The 2006 document A Vision for Change said people with an intellectual disability should be cared for separately to people with a mental illness, but 319 people with an intellectual disability still live in psychiatric hospitals. Government policy first stated people should be cared for separately in the 1984 Government policy document Planning for the Future, but 25 years later the practice is ongoing and has dire consequences for the people involved.
A Mental Health Commission report published earlier this month (3rd April) said long stay patients at St. Luke’s Hospital in Clonmel included residents with an intellectual disability and residents with mental illness, with no separate accommodation for the two groups. Despite six residents with an intellectual disability leaving the hospital in 2006, 29 people remain.
Inclusion Ireland CEO Deirdre Carroll says:
“The Mental Health Commission’s Report into St. Luke’s was very worrying on a number of levels, particularly reports that residents were prescribed long term treatments with benzodiazepines and that appropriate resources and expertise to deal with people with an intellectual disability is not in place. There is also no therapy provision or interventions as envisioned in A Vision for Change and staff have little or no formal training in intellectual disability.

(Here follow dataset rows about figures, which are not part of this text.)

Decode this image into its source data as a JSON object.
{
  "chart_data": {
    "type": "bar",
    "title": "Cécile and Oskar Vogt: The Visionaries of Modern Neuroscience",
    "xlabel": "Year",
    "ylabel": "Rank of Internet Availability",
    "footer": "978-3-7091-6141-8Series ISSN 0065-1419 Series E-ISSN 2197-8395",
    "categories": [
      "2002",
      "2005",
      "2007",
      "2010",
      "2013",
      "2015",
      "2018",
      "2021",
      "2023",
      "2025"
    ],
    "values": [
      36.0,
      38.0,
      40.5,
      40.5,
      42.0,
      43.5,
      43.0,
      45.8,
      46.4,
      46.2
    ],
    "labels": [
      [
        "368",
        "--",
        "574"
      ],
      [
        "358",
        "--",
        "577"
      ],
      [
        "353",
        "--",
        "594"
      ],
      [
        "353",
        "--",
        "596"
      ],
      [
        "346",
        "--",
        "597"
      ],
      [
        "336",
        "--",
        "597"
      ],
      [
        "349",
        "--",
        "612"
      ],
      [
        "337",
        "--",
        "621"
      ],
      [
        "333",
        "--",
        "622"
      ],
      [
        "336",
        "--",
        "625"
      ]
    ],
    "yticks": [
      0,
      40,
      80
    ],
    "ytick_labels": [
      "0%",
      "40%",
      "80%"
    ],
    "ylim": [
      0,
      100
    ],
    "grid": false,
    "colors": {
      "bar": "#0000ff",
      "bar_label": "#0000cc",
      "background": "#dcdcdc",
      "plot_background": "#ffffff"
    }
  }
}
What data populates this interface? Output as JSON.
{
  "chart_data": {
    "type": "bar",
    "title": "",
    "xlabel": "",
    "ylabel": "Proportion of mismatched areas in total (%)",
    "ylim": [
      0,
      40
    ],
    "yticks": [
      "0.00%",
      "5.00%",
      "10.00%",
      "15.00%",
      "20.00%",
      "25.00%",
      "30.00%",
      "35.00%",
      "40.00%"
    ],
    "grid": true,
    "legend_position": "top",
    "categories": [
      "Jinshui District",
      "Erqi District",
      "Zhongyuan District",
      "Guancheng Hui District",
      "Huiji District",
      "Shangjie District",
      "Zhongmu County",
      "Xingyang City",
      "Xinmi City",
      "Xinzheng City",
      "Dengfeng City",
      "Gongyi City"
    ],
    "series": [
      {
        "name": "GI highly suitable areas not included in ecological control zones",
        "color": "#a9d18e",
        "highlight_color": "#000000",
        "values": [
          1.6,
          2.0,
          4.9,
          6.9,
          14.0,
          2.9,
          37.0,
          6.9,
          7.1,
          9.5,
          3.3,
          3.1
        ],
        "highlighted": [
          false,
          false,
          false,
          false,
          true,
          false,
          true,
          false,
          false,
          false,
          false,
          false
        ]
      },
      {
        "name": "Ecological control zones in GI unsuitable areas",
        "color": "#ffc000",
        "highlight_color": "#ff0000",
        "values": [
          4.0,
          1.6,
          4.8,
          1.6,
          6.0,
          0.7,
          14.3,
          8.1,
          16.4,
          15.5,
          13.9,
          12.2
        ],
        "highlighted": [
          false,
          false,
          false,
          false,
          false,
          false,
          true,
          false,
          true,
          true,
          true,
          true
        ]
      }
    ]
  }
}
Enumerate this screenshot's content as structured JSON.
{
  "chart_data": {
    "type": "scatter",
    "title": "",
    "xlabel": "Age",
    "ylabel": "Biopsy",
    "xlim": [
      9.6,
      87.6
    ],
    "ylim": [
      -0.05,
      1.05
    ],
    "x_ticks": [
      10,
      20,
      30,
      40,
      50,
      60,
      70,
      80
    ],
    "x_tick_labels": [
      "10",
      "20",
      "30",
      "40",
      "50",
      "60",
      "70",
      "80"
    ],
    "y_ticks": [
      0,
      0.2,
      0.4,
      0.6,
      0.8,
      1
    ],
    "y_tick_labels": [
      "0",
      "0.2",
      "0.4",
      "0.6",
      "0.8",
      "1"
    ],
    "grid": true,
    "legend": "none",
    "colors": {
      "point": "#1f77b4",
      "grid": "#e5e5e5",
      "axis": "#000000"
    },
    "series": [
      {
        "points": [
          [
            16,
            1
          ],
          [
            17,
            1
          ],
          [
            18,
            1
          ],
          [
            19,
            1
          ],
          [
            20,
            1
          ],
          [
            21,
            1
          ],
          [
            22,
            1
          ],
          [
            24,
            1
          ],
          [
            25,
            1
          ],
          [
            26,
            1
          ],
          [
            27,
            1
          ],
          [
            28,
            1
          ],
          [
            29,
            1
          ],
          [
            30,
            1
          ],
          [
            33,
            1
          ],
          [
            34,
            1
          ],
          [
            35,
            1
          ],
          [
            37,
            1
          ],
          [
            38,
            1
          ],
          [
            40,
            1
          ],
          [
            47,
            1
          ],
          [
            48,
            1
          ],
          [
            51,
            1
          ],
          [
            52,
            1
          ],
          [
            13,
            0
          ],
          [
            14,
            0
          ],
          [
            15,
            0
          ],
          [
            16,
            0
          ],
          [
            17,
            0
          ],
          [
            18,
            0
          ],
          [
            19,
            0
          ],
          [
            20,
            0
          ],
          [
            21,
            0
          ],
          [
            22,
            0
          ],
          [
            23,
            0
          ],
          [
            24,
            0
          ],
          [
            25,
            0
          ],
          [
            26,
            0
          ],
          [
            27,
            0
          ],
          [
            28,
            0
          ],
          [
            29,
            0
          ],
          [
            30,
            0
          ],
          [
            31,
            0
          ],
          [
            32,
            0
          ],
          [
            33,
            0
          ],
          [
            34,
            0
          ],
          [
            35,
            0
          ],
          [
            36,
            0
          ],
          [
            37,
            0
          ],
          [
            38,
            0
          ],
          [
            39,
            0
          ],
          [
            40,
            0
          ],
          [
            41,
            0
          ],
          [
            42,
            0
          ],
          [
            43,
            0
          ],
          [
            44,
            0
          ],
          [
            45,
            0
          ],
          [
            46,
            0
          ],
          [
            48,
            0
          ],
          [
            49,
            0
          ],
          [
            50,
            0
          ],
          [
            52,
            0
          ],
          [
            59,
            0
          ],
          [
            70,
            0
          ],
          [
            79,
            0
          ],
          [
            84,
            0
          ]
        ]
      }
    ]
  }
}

“It is totally unacceptable that 25 years after Government policy clearly stated the need for separate facilities for people with an intellectual disability and people with a mental illness, over three hundred people with an intellectual disability remain in psychiatric hospitals. Three years ago, A Vision for Change also stated that this practice would end. It is simply not good enough that Government policy can state something so serious is unacceptable, and 25 years later it is still happening. The Independent Monitoring Group on A Vision for Change said that they recognise the difficulties facing the HSE in the current economic climate, but ‘this does not in any way diminish the HSE’s responsibility to implement A Vision for Change’. The Government’s responsibility to protect vulnerable people in society must always remain to the fore.”